A priest happened to be going down that road,
but when he saw him, he passed by on the opposite side.
Likewise a Levite came to the place,
and when he saw him, he passed by on the opposite side.
But a Samaritan traveler who came upon him
was moved with compassion at the sight.
He approached the victim,
poured oil and wine over his wounds and bandaged them.
Then he lifted him up on his own animal,
took him to an inn, and cared for him.
The next day he took out two silver coins
and gave them to the innkeeper with the instruction,
‘Take care of him.
If you spend more than what I have given you,
I shall repay you on my way back.’
Which of these three, in your opinion,
was neighbor to the robbers’ victim?”
He answered, “The one who treated him with mercy.”
Jesus said to him, “Go and do likewise.”

Luke’s story is powerful, for it speaks of the power of love that transcends all creeds and cultures and "creates" a neighbor out of a complete stranger.  The parable is personal, for it describes with profound simplicity the birth of a human relationship that has a personal, physical touch, transcending social and cultural taboos, as one person binds the wounds of another.  The parable is a pastoral, for it is filled with the mystery of care and concern that is at the heart of what is best in human beings.  The story is primarily practical, for it urges us to cross all barriers of culture and community and to go and do likewise!

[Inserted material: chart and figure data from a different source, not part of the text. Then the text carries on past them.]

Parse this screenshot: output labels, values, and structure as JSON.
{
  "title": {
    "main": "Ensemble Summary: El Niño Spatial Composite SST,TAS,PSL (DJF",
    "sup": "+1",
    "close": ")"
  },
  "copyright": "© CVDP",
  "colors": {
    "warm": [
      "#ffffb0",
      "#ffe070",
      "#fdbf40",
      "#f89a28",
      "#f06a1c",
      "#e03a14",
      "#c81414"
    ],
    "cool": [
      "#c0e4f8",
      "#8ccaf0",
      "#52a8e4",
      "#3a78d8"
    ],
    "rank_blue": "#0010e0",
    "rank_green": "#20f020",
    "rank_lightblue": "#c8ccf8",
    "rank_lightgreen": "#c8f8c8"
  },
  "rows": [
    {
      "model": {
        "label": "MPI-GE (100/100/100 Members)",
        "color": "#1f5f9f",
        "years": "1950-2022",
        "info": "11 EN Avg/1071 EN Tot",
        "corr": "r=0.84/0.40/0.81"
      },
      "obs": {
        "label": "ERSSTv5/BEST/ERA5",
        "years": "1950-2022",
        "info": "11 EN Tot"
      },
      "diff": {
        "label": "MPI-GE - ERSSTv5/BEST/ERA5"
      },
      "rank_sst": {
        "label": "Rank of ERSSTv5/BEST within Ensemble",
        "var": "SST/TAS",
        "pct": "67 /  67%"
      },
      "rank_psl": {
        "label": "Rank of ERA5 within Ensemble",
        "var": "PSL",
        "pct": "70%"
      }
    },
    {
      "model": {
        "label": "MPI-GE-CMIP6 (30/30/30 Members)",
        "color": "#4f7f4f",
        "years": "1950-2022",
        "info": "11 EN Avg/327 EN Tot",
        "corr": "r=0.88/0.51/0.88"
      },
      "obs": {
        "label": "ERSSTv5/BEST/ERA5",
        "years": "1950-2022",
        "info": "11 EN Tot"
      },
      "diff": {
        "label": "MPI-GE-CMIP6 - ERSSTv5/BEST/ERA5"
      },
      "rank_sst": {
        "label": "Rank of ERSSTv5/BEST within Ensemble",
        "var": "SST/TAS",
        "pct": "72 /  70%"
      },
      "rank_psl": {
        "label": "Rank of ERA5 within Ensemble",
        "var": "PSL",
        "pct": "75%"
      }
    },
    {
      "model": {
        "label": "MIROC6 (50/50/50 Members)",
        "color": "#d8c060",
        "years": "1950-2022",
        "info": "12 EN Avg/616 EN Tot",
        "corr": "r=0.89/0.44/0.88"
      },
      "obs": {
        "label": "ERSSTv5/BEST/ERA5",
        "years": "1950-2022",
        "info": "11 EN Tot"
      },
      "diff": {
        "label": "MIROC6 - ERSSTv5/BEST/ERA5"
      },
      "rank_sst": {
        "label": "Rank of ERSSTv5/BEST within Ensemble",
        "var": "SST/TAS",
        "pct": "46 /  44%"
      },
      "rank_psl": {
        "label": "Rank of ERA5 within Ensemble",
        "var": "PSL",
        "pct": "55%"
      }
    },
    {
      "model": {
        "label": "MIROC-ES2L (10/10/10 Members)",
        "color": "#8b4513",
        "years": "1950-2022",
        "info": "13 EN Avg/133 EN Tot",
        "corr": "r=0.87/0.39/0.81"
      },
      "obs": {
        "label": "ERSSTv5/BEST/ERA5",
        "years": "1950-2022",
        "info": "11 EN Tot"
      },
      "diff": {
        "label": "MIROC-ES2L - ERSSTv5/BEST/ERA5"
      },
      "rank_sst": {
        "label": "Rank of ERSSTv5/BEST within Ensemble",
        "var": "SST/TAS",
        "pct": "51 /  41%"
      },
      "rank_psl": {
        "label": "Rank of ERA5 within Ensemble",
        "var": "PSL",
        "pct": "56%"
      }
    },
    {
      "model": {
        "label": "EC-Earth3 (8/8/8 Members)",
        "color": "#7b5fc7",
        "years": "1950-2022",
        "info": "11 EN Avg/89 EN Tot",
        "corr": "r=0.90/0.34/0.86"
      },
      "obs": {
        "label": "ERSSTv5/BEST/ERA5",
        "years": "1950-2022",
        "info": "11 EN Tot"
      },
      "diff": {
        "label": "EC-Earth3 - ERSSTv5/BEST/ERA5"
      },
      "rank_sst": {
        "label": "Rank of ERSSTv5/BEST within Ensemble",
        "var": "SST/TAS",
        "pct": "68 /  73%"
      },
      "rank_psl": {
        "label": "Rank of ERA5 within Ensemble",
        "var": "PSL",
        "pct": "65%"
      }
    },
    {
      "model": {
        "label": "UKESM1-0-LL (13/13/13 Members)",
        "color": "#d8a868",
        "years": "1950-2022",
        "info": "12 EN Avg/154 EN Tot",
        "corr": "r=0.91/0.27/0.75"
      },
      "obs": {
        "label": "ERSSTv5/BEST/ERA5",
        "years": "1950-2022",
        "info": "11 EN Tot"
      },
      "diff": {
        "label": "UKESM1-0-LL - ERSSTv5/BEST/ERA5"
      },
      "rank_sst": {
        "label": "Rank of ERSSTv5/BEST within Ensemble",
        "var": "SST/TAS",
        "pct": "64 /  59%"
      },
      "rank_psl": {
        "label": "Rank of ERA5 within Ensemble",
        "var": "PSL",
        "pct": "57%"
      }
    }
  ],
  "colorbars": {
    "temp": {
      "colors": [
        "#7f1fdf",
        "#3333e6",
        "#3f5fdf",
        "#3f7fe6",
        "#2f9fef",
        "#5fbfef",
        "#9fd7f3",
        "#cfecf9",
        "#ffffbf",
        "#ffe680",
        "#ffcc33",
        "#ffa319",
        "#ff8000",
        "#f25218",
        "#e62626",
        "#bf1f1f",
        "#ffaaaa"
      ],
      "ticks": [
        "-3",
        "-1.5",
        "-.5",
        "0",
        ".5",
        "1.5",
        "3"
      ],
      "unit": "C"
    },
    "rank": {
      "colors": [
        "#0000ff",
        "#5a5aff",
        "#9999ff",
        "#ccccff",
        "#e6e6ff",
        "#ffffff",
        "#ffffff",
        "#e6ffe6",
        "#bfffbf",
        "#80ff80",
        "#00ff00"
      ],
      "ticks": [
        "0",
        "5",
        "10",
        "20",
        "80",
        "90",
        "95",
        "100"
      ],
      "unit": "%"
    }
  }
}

Compassion demands that we get out of ourselves as we reach out to others in need.  It means that we get our hands and even our reputations dirty.  Indifference is worse than hostility.  The hostile person at least acknowledges the presence of the other while reacting violently to him or her; the indifferent person, on the other hand, ignores the other and treats him / her as if they do not exist.  That was the kind of indifference and insensitivity shown by the priest and the Levite who passed by on the other side in today’s gospel story, leaving the wounded and waylaid traveler completely alone.


Loving means acting like the Good Samaritan. We know that Jesus, himself is the Good Samaritan par excellence; although he was God, he did not hesitate to humble himself to the point of becoming a man and giving his life for us.  More than two thousand years after this story was first told, it continues to move people deeply.